O caso começou com uma ação civil pública da Associação Nacional de Defesa da Cidadania e do Consumidor (Anadec), que pretendia ver declarada abusiva a cláusula dos planos de capitalização do Unibanco que estabelece prazo de 12 meses para o resgate do dinheiro investido, a partir da data de desistência. O pedido foi considerado improcedente na primeira instância, ao entendimento de que o contrato não era ilegal.
A Anadec apelou ao Tribunal de Justiça de São Paulo (TJSP), que entendeu – tendo em vista o Código de Defesa do Consumidor (CDC) – que havia desvantagem excessiva para o desistente, por causa da redução do valor a ser restituído e também do prazo estabelecido. O Unibanco, então, interpôs recurso especial no STJ.
O relator do caso, ministro João Otávio de Noronha, afirmou que é possível haver pactuação de cláusula que institua prazo de carência para a devolução dos valores aplicados em títulos de capitalização, na hipótese de desistência. Segundo ele, a Circular n. 130/2000 da Superintendência de Seguros Privados (Susep), vigente à época do ajuizamento da ação, estabelece que, nesses casos, "é facultada a fixação de um prazo de carência para a efetivação do pagamento, não superior a 24 meses, contados da data de subscrição do título de capitalização".
O ministro assinalou que a normatização de algumas matérias por meio de resoluções, circulares e outros atos não legislativos tem sido aceita pela jurisprudência, respeitados os limites estabelecidos em lei. Assim, o desrespeito a atos normativos como a circular da Susep seria uma violação da própria legislação que integram.
Por isso, o relator entendeu que o prazo de carência de 12 meses não pode ser declarado abusivo, pois está inserido no tempo previsto pela circular da Susep, e que a cláusula apenas repercute normas legais e regulamentares que "incidem sobre o contrato em que ela foi inserida".
"O formato desenhado para os títulos de capitalização, com suas cláusulas de devolução apenas parcial do capital investido e de prazo de carência para que ocorra essa devolução, além de estar revestido de legalidade, tem raízes também em fundamentos econômicos que justificam o modelo adotado", afirmou João Otávio de Noronha.
Para o ministro, a desistência dos investidores, com devolução imediata dos recursos aplicados, prejudica aqueles que pretendam manter o plano de capitalização estabelecido e compromete a capacidade da sociedade de obter maiores rendimentos nas aplicações de longo prazo e de proporcionar maiores ganhos aos seus clientes.
O relator destacou que deve ser assegurada ao cliente informação clara a respeito dos termos e condições do contrato, a fim de que "não haja surpresa para aquele que o adquire", mas, no caso em julgamento, não havia nenhuma alegação de que o Unibanco tivesse omitido informações aos aplicadores.
"Não tenho dúvidas em afirmar que as operações dessa natureza estão submetidas às regras do Código de Defesa do Consumidor.
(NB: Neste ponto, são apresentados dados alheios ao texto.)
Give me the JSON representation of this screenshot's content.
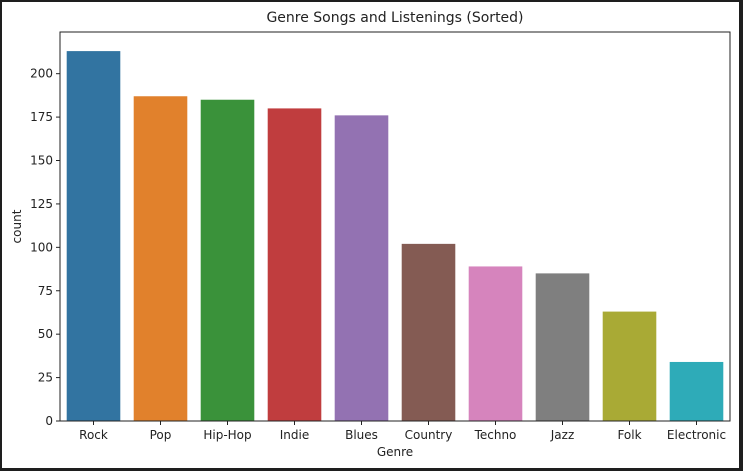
{
  "chart_data": {
    "type": "bar",
    "title": "Genre Songs and Listenings (Sorted)",
    "xlabel": "Genre",
    "ylabel": "count",
    "categories": [
      "Rock",
      "Pop",
      "Hip-Hop",
      "Indie",
      "Blues",
      "Country",
      "Techno",
      "Jazz",
      "Folk",
      "Electronic"
    ],
    "values": [
      213,
      187,
      185,
      180,
      176,
      102,
      89,
      85,
      63,
      34
    ],
    "colors": [
      "#3274a1",
      "#e1812c",
      "#3a923a",
      "#c03d3e",
      "#9372b2",
      "#845b53",
      "#d684bd",
      "#7f7f7f",
      "#a9aa35",
      "#2eabb8"
    ],
    "ylim": [
      0,
      224
    ],
    "yticks": [
      "0",
      "25",
      "50",
      "75",
      "100",
      "125",
      "150",
      "175",
      "200"
    ],
    "grid": false,
    "legend": "none"
  }
}
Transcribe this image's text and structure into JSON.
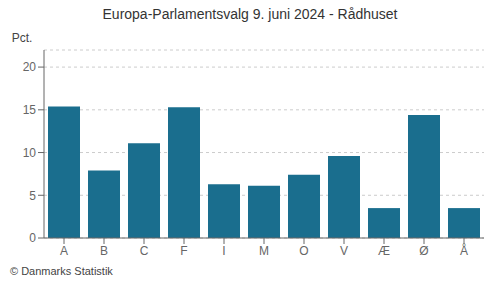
{
  "chart_data": {
    "type": "bar",
    "title": "Europa-Parlamentsvalg 9. juni 2024 - Rådhuset",
    "categories": [
      "A",
      "B",
      "C",
      "F",
      "I",
      "M",
      "O",
      "V",
      "Æ",
      "Ø",
      "Å"
    ],
    "values": [
      15.4,
      7.9,
      11.1,
      15.3,
      6.3,
      6.1,
      7.4,
      9.6,
      3.5,
      14.4,
      3.5
    ],
    "color": "#1a6e8e",
    "ylabel": "Pct.",
    "ylim": [
      0,
      22
    ],
    "yticks": [
      0,
      5,
      10,
      15,
      20
    ],
    "grid": true,
    "annotations": [
      "© Danmarks Statistik"
    ]
  }
}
No entanto, a incidência das normas consumeristas não se deve dar de forma tal que obrigue o fornecedor a desnaturar completamente os seus produtos, principalmente quando elaborados em conformidade com a legislação vigente", disse o ministro.
"Há dezenas de opções de investimento no mercado bancário, cada uma delas com suas peculiaridades, criada, cada qual, para atender a determinado público. Os títulos de capitalização constituem opção de investimento para aquelas pessoas que não têm necessidade da devolução, no curto prazo, dos recursos aplicados", concluiu João Otávio de Noronha.